Mobile connectivity in Latin America has undergone a major transformation since the first 2G rollouts in the early 2000s. Initially, it was perceived as a luxury service for the highest-income groups in the region, but access became widespread as device and plan costs declined and technological advances in 4G and 5G emerged.
In the early stages, when the impact of connectivity was more limited, many governments in the region applied sector-specific taxes to mobile connectivity as an efficient way to generate tax revenues. Over time, the result has been a significant imbalance between the direct economic contribution of mobile services and the levels of taxation to which they are subject.
In 2023, sector-specific taxes on mobile connectivity in Latin America amounted to approximately USD 4.65 billion, equivalent to 6.5% of the total cost of connectivity.

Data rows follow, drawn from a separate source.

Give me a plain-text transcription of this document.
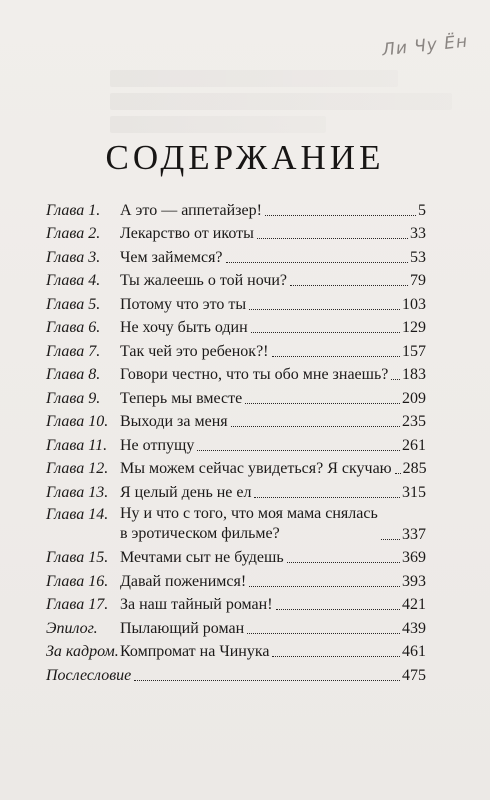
Ли Чу Ён
СОДЕРЖАНИЕ
Глава 1.	А это — аппетайзер!	5
Глава 2.	Лекарство от икоты	33
Глава 3.	Чем займемся?	53
Глава 4.	Ты жалеешь о той ночи?	79
Глава 5.	Потому что это ты	103
Глава 6.	Не хочу быть один	129
Глава 7.	Так чей это ребенок?!	157
Глава 8.	Говори честно, что ты обо мне знаешь? 183
Глава 9.	Теперь мы вместе	209
Глава 10. Выходи за меня	235
Глава 11. Не отпущу	261
Глава 12. Мы можем сейчас увидеться? Я скучаю 285
Глава 13. Я целый день не ел	315
Глава 14. Ну и что с того, что моя мама снялась
в эротическом фильме?	337
Глава 15. Мечтами сыт не будешь	369
Глава 16. Давай поженимся!	393
Глава 17. За наш тайный роман!	421
Эпилог.	Пылающий роман	439
За кадром. Компромат на Чинука	461
Послесловие	475
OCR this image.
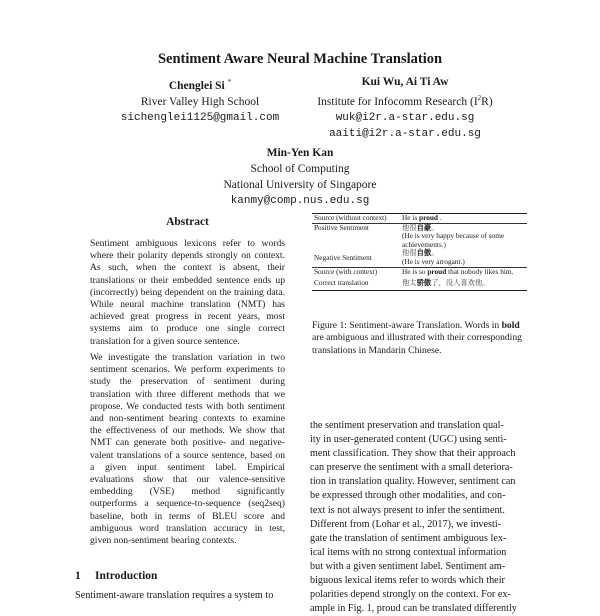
Sentiment Aware Neural Machine Translation
Chenglei Si *
River Valley High School
sichenglei1125@gmail.com
Kui Wu, Ai Ti Aw
Institute for Infocomm Research $(I^2R)$
wuk@i2r.a-star.edu.sg
aaiti@i2r.a-star.edu.sg
Min-Yen Kan
School of Computing
National University of Singapore
kanmy@comp.nus.edu.sg
Abstract
Sentiment ambiguous lexicons refer to words where their polarity depends strongly on context. As such, when the context is absent, their translations or their embedded sentence ends up (incorrectly) being dependent on the training data. While neural machine translation (NMT) has achieved great progress in recent years, most systems aim to produce one single correct translation for a given source sentence.
We investigate the translation variation in two sentiment scenarios. We perform experiments to study the preservation of sentiment during translation with three different methods that we propose. We conducted tests with both sentiment and non-sentiment bearing contexts to examine the effectiveness of our methods. We show that NMT can generate both positive- and negative-valent translations of a source sentence, based on a given input sentiment label. Empirical evaluations show that our valence-sensitive embedding (VSE) method significantly outperforms a sequence-to-sequence (seq2seq) baseline, both in terms of BLEU score and ambiguous word translation accuracy in test, given non-sentiment bearing contexts.
1 Introduction
Sentiment-aware translation requires a system to
Source (without context)	He is proud .
Positive Sentiment	他很自豪。
(He is very happy because of some achievements.)

Negative Sentiment	他很自傲。
(He is very arrogant.)

Source (with context)	He is so proud that nobody likes him.
Correct translation	他太骄傲了，没人喜欢他。
Figure 1: Sentiment-aware Translation. Words in bold are ambiguous and illustrated with their corresponding translations in Mandarin Chinese.
the sentiment preservation and translation qual-
ity in user-generated content (UGC) using senti-
ment classification. They show that their approach
can preserve the sentiment with a small deteriora-
tion in translation quality. However, sentiment can
be expressed through other modalities, and con-
text is not always present to infer the sentiment.
Different from (Lohar et al., 2017), we investi-
gate the translation of sentiment ambiguous lex-
ical items with no strong contextual information
but with a given sentiment label. Sentiment am-
biguous lexical items refer to words which their
polarities depend strongly on the context. For ex-
ample in Fig. 1, proud can be translated differently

Users are subject to sector-specific taxes when purchasing devices and when activating and using mobile services. These have the most regressive effects, as they raise the cost of access and make it unaffordable for lower-income populations.
Mobile connectivity providers are also subject to sector-specific taxes. These absorb resources that could be allocated to address the region’s main challenges, such as closing the connectivity gap, expanding coverage, improving service quality, and accelerating the deployment of new technologies.
Through an econometric study, «Taxing mobile connectivity in Latin America. Impact on connectivity and tax revenues» analyzes taxes and fees on the mobile sector in 18 countries in the region and how they affect both tax revenue and digital inclusion.